Tego lata Liverpool zanotował rozkwit po debiutanckim sezonie Arne Slota, zdobywając tytuł mistrza Premier League. Rynek transferowy został wygrany, zdobywając wzmocnienia zawodników o wartości 450 milionów funtów, którzy marzyli o założeniu koszulki mistrzów Premier League. Po podejrzanej stronie Manchester United znalazł się po fatalnie słabym 15. miejscu w Premier League. Sześć miesięcy później pewność siebie na Anfield została osłabiona, podczas gdy na Old Trafford stale rośnie.
Chociaż legendy United, tacy jak Neville i Scholes, kręcą głowami nad niezdolnością zespołu United do utrzymania presji i intensywności przez cały mecz – powtórzyło się to przeciwko Wolverhampton – nikt nie powinien umniejszać znaczącemu awansu Rubena Amorima w Premier League. Jeden punkt za biletem do Ligi Mistrzów i osiem za faworytami do tytułu, Arsenalem po 15 meczach, dodaje Man United energii i pewności siebie. Teraz będzie to również wykorzystywane na rynku transferowym.
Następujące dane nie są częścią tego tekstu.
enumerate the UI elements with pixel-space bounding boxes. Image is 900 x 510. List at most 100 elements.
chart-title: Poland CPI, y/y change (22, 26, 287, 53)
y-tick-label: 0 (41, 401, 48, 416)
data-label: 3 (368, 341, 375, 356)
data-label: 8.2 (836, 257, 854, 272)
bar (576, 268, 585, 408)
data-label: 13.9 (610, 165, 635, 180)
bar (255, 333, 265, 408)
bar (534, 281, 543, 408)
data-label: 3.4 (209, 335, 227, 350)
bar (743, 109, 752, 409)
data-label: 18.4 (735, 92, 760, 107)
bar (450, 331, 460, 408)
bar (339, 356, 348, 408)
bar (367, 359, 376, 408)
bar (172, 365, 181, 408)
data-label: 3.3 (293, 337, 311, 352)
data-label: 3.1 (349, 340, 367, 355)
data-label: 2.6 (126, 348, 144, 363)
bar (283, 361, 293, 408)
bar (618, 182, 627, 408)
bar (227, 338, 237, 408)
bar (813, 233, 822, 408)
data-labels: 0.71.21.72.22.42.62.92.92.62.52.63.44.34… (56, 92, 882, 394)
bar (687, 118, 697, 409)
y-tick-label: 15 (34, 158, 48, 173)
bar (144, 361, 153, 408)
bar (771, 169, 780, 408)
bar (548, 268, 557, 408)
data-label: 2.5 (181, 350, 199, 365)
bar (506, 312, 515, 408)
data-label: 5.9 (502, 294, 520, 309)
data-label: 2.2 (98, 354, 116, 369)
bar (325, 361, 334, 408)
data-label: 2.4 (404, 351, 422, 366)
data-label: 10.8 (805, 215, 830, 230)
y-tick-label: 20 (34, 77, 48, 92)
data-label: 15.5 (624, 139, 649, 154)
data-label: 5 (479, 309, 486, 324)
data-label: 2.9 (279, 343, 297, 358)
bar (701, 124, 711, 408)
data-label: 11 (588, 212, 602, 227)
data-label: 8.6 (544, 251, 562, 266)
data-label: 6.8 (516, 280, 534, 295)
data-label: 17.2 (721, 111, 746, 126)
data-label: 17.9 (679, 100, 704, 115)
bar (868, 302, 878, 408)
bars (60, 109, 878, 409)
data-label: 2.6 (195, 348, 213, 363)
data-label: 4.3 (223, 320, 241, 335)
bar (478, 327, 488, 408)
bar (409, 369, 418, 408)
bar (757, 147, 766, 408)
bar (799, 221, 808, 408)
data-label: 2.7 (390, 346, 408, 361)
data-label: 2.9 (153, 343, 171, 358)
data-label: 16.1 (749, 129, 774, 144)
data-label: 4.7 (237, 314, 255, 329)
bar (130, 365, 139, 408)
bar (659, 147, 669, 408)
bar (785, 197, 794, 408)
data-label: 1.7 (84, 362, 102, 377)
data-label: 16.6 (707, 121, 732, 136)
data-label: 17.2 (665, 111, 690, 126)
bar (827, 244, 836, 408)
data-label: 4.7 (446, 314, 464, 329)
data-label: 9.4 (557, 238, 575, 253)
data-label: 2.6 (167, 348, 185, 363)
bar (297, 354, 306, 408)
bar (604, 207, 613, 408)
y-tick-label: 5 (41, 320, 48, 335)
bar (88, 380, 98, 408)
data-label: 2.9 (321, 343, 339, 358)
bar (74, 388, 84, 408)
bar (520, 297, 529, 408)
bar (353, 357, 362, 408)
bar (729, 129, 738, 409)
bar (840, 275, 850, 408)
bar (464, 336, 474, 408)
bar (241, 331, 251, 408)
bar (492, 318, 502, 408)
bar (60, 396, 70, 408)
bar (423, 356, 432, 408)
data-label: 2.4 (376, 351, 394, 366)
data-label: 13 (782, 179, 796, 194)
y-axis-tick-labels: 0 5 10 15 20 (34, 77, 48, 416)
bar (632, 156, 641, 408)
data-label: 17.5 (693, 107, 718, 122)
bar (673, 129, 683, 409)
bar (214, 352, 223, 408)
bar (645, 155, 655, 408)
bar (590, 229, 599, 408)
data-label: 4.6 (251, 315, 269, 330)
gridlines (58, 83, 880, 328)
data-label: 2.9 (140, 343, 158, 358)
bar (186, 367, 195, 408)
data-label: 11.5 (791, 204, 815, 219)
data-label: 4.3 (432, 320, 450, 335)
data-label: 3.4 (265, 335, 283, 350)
Najważniejsze jest wzmocnienie środka pola, ale Amorim wcześniej twierdził, że klub szuka tylko długoterminowych rozwiązań; jeśli pojawią się okazje na innych pozycjach, United zareaguje. Jedną z wyjątkowych okazji jest gwiazda Premier League Antoine Semenyo, drugą jest teraz także Marc Guehi.
Najlepszy angielski środkowy obrońca miał połowę ciała na Anfield tego lata, ale transfer został zablokowany. W styczniu Marc Guehi, który kończy się kontraktem, może rozpocząć negocjacje z innymi klubami. Liverpool przez cały czas był w czołówce, ale według dziennikarza The Independent, Miguela Delaneya, United również wyrazili teraz zainteresowanie przekonaniem Guehiego do podpisania kontraktu.